Звонкие голоса далеко разносят оскорбления и угрозы. А вдали, в лучах
восходящего светила сверкает и блестит серебряное войско — войско богачей,
золотые кинжалы, золотые шлемы — пропасть золота. Оружие отделано драгоценными
каменьями, карманы набиты деньгами, головы — расчетами и помыслами о наживе.
Под каждым серебряным панцирем бьется не только сердце, — власть, власть бьется
в вас, власть мытарей и ростовщиков, которые наживаются на горе вдов и сирот. —
Эй ты, сукин сын! — зычно крикнул какой-то хмурый старик, но с зоркими глазами.
— Ну-ка, обернись, я тебя узнал, это ты со своими наемниками поджег мой замок!
Ты ведь из Лиги!
Его слова еще сильнее разожгли ярость протестантского войска. Ненавистный
враг — это, оказывается, не только королевские прихвостни; шайки убийц из
священной Лиги тоже туда затесались. Они разрушали наши молитвенные дома,
поджаривали наших пасторов, начиняли порохом тела наших женщин. Это вы
отнимаете у нас отечество и нашу веру, вы не желаете, чтобы мы жили на свете и
размышляли, а мы для этого и сотворены создателем. Но бог хочет, чтобы враги
сегодня погибли. Так говорили пасторы, обходившие ряды и тоже одетые в
полукафтанья и колеты; пусть воины напоследок услышат слово истины. Пастор еще
не кончил, а командир уже выстраивал роту к бою.

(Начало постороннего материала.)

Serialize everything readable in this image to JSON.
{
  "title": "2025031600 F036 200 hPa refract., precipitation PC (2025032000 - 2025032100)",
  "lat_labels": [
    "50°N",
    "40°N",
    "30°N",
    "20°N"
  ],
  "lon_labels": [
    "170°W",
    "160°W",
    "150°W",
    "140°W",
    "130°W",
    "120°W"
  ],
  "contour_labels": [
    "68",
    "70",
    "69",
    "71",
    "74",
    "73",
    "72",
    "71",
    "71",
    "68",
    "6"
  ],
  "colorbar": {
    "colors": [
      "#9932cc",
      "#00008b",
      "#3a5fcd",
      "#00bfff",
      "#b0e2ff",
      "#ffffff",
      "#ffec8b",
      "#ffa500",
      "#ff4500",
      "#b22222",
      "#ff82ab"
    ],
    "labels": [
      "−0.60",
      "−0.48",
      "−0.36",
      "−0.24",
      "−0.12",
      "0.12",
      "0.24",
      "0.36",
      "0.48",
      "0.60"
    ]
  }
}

Короля Наваррского видели и узнавали повсюду, хотя он был одет только в
серую кожу да железо; от него ничто не ускользало, особенно же следил он за
каждым движением герцога де Жуайеза. Оба не торопились схватиться всерьез.
Ведь в конце концов один должен предстать перед богом, другой останется
победителем на поле боя. Каждая из этих судеб возвышенна; поэтому, уважительно
взирая друг на друга, они решают предоставить друг другу все возможные
преимущества до того, как дело начнется всерьез. Жуайез выполняет сложные
маневры со своей слишком ослепительной конницей, и никто ему не мешает. А тем
временем Наварра успевает переправить через реку свои последние кулеврины.
Обратился он и к двум кузенам, желая напомнить об их кровной близости с ним.
Это были Конде и Бурбон Суассонский, возлюбленный его сестры Екатерины.
Генрих решил, что он уже приготовился, когда к нему подошел Филипп Морней с
двумя пасторами. Без обиняков — ведь сейчас начнется сражение и, может быть,
придется пожертвовать жизнью — Морней бросил своему государю упрек в том, что
он опять завел себе в Ла-Рошели любовную связь, и она-то в эти последние минуты
лежит тяжелым гнетом на добродетели гугенотов. Генрих признал перед пасторами
свою вину. — Всегда смиряйся перед богом и будь тверд перед людьми! — И
поскакал прочь, ибо заметил перебежчика: какой-то офицер решительно двигался со
своим отрядом между холмами по ничейной земле. — Фервак! — крикнул Генрих еще
издали. — Когда мы победим, переходите к нам!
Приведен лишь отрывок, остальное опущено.